NIDA Pushes Drugs on Addicts

Here are some connections between the National Institute of Drug Abuse (NIDA) and the pharmaceutical industry. As you can clearly see, their intent is not to solve drug addiction, but rather treat its symptoms with more drugs.

NIDA entered into a Cooperative Research and Development Agreement with Reckitt & Coleman Pharmaceuticals (now Reckitt & Benckiser) in 1999 to develop buprenorphine-based drugs to give to opioid addicts.

In 2002 the Food and Drug Administration (FDA) granted approval for the buprenorphine-based drugs Subutex and Suboxone, both produced and distributed by Reckitt & Benckiser. Suboxone is now their top-selling drug, according to an investment firm report, and worldwide sales increased from $163 million in 2004 to $220 million in 2005. It's not exactly comforting to know that our tax dollars went directly to the benefit of this company thanks to our government, let alone the false hope these drugs present to addicts seeking permanent recovery. Incidentally, Subutex has become the most injected drug in Finland, according to a study done by their government.
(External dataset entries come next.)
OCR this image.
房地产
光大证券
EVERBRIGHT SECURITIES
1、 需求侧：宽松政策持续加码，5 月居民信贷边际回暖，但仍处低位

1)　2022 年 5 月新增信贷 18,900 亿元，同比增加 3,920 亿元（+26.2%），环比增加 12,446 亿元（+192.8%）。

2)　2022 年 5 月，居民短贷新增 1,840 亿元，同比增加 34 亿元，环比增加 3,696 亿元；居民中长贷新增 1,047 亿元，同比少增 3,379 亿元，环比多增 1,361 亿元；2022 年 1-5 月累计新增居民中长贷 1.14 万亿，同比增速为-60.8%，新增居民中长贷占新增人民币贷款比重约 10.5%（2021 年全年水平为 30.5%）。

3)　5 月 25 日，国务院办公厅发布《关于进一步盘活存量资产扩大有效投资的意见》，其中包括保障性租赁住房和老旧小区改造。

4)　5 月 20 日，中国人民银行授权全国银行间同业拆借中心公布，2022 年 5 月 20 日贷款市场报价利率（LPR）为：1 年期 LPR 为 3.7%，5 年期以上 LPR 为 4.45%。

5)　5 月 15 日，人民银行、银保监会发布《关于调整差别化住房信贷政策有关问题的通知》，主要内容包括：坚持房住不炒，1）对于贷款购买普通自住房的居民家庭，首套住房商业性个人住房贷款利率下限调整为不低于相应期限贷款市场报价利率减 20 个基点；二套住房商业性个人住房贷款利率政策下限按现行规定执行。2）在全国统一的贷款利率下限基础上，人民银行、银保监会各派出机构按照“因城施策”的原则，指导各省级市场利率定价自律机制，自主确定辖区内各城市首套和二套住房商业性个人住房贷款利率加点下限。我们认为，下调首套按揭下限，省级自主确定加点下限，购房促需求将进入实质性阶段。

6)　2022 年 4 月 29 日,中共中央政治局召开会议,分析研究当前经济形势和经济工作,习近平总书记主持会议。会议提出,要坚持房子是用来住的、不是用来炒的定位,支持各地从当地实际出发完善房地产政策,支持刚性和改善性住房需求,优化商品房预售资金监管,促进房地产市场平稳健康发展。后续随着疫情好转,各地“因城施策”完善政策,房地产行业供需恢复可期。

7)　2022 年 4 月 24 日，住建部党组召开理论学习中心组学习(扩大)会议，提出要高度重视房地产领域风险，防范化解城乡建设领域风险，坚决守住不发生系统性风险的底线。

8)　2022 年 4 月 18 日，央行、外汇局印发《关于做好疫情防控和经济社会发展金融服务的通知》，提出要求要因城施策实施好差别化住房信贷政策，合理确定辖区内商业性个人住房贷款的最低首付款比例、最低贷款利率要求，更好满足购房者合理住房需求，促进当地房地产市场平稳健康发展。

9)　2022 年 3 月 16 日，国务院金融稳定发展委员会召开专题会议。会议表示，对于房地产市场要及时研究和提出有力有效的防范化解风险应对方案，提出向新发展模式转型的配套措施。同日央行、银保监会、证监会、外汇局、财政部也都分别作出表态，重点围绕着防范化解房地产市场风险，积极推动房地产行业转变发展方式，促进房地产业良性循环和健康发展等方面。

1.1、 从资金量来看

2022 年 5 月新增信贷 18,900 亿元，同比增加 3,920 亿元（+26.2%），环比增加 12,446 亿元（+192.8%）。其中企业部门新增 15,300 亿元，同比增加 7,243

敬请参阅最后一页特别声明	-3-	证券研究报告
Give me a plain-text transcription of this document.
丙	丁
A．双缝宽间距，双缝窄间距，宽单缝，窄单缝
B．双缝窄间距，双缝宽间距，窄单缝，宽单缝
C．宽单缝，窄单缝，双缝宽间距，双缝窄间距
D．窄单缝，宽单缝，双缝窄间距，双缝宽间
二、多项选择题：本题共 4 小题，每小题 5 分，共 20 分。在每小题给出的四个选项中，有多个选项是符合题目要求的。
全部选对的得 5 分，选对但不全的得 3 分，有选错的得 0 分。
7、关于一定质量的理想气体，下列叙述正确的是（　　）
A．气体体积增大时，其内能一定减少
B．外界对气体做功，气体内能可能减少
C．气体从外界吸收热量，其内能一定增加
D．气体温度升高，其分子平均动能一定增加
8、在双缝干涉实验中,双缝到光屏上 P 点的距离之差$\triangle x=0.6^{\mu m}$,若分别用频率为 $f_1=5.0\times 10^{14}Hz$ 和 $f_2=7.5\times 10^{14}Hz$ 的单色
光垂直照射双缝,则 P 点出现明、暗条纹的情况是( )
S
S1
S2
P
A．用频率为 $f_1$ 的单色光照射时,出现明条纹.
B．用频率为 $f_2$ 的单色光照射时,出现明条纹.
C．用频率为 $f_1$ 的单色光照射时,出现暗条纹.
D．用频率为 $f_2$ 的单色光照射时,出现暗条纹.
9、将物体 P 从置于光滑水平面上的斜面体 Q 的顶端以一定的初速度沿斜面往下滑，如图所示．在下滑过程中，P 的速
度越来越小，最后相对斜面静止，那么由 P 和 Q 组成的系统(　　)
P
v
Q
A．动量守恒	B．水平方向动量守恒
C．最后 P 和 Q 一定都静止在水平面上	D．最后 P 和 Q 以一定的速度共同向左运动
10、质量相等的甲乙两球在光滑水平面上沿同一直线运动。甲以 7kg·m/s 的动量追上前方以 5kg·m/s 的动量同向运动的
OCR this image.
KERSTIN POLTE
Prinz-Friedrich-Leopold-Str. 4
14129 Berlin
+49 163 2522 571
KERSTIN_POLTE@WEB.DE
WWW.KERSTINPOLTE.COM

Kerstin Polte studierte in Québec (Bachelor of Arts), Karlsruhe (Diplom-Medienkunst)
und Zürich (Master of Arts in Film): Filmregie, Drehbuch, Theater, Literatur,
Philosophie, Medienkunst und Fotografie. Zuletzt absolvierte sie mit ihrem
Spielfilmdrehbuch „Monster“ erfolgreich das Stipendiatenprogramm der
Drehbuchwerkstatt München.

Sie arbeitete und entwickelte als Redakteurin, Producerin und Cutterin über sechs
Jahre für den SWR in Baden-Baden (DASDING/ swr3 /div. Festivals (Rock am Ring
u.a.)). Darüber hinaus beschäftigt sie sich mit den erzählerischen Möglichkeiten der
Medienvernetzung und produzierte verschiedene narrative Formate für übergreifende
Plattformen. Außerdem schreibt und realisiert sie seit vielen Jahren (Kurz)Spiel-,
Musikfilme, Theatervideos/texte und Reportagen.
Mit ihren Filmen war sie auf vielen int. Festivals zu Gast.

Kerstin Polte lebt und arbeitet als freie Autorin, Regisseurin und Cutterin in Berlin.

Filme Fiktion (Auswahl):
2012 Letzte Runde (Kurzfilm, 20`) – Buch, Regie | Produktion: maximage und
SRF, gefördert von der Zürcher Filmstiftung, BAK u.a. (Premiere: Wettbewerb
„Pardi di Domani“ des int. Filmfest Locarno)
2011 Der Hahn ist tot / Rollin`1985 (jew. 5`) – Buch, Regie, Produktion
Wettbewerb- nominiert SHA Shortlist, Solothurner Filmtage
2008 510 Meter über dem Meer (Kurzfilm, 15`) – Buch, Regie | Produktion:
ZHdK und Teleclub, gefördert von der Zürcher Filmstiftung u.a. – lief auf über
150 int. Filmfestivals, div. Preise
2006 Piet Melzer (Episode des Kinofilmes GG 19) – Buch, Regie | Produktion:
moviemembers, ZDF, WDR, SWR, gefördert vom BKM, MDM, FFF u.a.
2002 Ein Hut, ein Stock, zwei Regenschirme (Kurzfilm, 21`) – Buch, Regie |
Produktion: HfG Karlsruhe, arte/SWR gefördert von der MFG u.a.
Dr. Nora Volkow became the director of NIDA in May of 2003. Prior to that she spent many years as a brain researcher with the Brookhaven National Laboratory, which gets funding from the U.S. Department of Energy. It has research focus on areas including radiopharmacology and treatment of addiction, among other things.

Developing a medication to treat cocaine addiction has long been a research priority of NIDA's Medications Development Program. According to NIDA, "In the 1980s, Dr. Stephen L. Dewey of Brookhaven National Laboratory in Upton, New York, and a colleague, Dr. Jonathan D. Brodie of the New York University School of Medicine in New York City, were seeking new treatments for schizophrenia. 'Very few people in the mid-1980s looked at interactions between neurotransmitter systems, but rather examined transmitter systems independently,' explains Dr. Dewey. As studies continued over years...the scientists launched a long series of preclinical experiments testing GVG's (vigabatrin) potential as a treatment medication for addiction."

On April 21, 2005 Dr. Volkow provided testimonial support to CPP-109, which is a vigabatrin drug being developed by Catalyst Pharmaceutical Partners - which is another publicly-traded drug company. If the drug is approved by the FDA to treat cocaine and methamphetamine addiction, then they, too, will make hundreds off of millions of NIDA's promotion of the drug, just like Reckitt & Benckiser - all with still no solution to the problem and largely funded by our taxpayers' money.

Catalyst Pharmaceutical Partners is banking on the approval of CPP-109, and solicited help from Charles O'Keeffe, who was the former President and CEO of Reckitt & Benckiser Pharmaceuticals and member of the advocacy/lobbying group Friends of NIDA. He was credited as being instrumental in getting Congress to pass the Drug Addiction Treatment Act of 2000, which enabled buprenorphine to be prescribed as a Schedule III controlled substance and therefore made available in doctors offices everywhere (unlike methadone). This calculated move is a must-watch, because it's a lesson in the big grea$ed machine and evidence of the scams perpetrated on society at government levels concerning mental health and pharmaceuticals.

Returning to the material on the index page of this site and the top of this page, it can be found that the inner circle of addiction treatment drugs and public policy isn't so big. All that was needed to cap it off was some help from the largest PR firm in the world, which also has specialty branches in health care and government relations, and, viola - the recent HBO series pushing brains and drugs! Oh, and lets not forget the poster-child prescription drug addict/ mental health advocate Congressman Patrick Kennedy (D) RI.

Not so incidentally, Kennedy is on the House Appropriations Committee (which has authority over all of the federal government's discretionary spending), and on his own website he claims he used his position in Congress to increase mental health spending, and was given an award in 2003 by pharmaceutical company Eli Lilly & Co.